Several books I've read this year have touched on the these problems. Most notably, Mediated, The Paradox of Choice, and Blink. Though all quite different, they had a synergistic effect on me. We are overwhelmed by information and alternatives, and we are virtually unaware of how we process information and make choices. We don't know when snap judgments are not only good but vital, and when they can be catastrophic. We don't understand how we are reacting to our information-saturated, mediated, orchestrated, "unreal/real," sound-bite world.

A few well-marked paths would be great. A few certified letters from God pointing the way. A child born with a complete instruction manual attached, specific to that one-of-a-kind make and model. An educational alternative that is clearly superior. I don't want much.

I gotta go now. I need to think about dinner, which means I have to push aside all the feelings of inadequacy there..what I'm buying, how I cook it, and what it's doing to my family's health. Blinkers on.

1 comment:

Sentient Marrow said...

I hear ya'. So many choices, so little time and direction.

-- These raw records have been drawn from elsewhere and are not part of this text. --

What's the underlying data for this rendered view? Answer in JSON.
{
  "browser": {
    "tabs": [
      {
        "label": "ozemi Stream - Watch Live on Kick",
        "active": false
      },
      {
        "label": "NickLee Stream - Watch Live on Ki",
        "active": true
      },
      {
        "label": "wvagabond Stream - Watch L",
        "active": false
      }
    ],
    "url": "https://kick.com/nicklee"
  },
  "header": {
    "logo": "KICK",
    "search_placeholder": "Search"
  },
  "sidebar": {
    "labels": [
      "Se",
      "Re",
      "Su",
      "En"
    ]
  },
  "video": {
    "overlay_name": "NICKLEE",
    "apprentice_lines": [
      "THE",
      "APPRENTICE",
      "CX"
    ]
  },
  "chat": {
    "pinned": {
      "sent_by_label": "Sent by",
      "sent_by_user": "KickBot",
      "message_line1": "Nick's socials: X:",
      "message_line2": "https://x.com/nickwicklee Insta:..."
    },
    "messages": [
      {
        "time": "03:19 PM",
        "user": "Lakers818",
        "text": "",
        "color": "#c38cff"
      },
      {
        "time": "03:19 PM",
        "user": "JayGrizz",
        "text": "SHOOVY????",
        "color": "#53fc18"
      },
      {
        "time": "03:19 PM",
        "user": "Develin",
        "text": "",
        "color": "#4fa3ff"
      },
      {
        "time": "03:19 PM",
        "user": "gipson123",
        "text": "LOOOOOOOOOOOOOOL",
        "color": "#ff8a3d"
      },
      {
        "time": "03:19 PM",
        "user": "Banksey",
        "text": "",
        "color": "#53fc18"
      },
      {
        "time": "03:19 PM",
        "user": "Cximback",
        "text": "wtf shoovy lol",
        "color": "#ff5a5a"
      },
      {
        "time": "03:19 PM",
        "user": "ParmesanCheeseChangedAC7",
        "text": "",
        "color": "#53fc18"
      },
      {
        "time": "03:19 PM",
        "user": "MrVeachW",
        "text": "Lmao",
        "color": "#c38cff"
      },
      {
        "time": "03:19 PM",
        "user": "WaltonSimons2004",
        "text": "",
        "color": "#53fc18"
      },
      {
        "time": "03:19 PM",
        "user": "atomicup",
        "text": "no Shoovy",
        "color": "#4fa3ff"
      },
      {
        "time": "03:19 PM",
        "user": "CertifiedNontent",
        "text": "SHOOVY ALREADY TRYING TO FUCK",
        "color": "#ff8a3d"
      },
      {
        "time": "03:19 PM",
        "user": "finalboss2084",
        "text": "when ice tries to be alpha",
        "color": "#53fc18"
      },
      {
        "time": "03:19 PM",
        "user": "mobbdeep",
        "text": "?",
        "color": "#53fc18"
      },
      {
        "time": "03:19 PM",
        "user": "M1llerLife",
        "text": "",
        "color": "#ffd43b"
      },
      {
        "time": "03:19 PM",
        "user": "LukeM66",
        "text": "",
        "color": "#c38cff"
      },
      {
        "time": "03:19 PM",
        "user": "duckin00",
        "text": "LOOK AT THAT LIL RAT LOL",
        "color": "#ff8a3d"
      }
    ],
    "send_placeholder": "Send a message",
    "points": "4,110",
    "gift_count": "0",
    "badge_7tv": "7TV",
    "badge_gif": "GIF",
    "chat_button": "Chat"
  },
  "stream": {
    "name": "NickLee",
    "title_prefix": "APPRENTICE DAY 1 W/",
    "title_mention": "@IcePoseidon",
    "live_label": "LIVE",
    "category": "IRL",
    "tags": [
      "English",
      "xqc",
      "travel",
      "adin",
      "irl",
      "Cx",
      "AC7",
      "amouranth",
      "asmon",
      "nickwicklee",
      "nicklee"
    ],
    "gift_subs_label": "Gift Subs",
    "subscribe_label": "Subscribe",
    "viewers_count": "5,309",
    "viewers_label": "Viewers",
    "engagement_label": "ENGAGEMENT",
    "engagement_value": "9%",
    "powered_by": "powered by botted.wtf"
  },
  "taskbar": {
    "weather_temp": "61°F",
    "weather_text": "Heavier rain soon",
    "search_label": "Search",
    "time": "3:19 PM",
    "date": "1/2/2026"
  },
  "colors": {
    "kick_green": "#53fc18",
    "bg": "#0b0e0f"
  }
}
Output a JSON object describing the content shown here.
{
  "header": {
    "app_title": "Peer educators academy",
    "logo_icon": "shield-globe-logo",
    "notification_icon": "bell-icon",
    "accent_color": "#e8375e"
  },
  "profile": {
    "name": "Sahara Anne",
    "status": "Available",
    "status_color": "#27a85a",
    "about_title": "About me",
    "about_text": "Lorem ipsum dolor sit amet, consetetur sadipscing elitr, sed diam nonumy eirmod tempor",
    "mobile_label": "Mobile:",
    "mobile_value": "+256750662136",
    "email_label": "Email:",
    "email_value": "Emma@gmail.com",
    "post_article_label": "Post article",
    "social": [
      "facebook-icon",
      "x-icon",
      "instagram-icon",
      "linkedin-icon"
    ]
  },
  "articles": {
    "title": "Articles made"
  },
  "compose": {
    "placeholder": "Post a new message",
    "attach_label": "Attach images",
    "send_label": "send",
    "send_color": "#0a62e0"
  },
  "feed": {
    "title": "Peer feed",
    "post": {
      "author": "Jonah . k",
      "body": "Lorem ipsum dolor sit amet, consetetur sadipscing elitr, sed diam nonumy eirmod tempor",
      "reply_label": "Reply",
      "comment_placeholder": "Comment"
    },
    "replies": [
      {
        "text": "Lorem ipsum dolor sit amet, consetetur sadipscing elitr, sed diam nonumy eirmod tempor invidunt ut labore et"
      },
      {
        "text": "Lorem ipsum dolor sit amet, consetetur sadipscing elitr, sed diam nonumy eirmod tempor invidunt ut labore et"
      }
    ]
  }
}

Could you let your son do the driving to and from school with you as the passenger so that he is at least getting experience? Like you, I drive a behemoth and although we don't use it for the commute to and from school, I do let E. drive it to and from work and other places. It scares me to death but it's practice nonetheless. As for school driving, I've actually decided to start let him do the afternoon drive home from his school which is about an hour from where we live. He has to use the turnpike and other major four lane highways to do it. Last week was the first time and he drove better on those types of road than he does on the town roads. Anway, all this to say, is that i understand! We're lucky in that we live near a train station which E. can take to work if he has to since his work is across the street from the station. It does add up, though, since even one stop here is $4. He could also ride a bike to work but it is a far ride on not so safe streets... he's done it before, though. We can't afford his insurance either. Is there anywhere your sons could work and walk/bike to? Or could they even resort to manual labor like raking yards for money or something like that?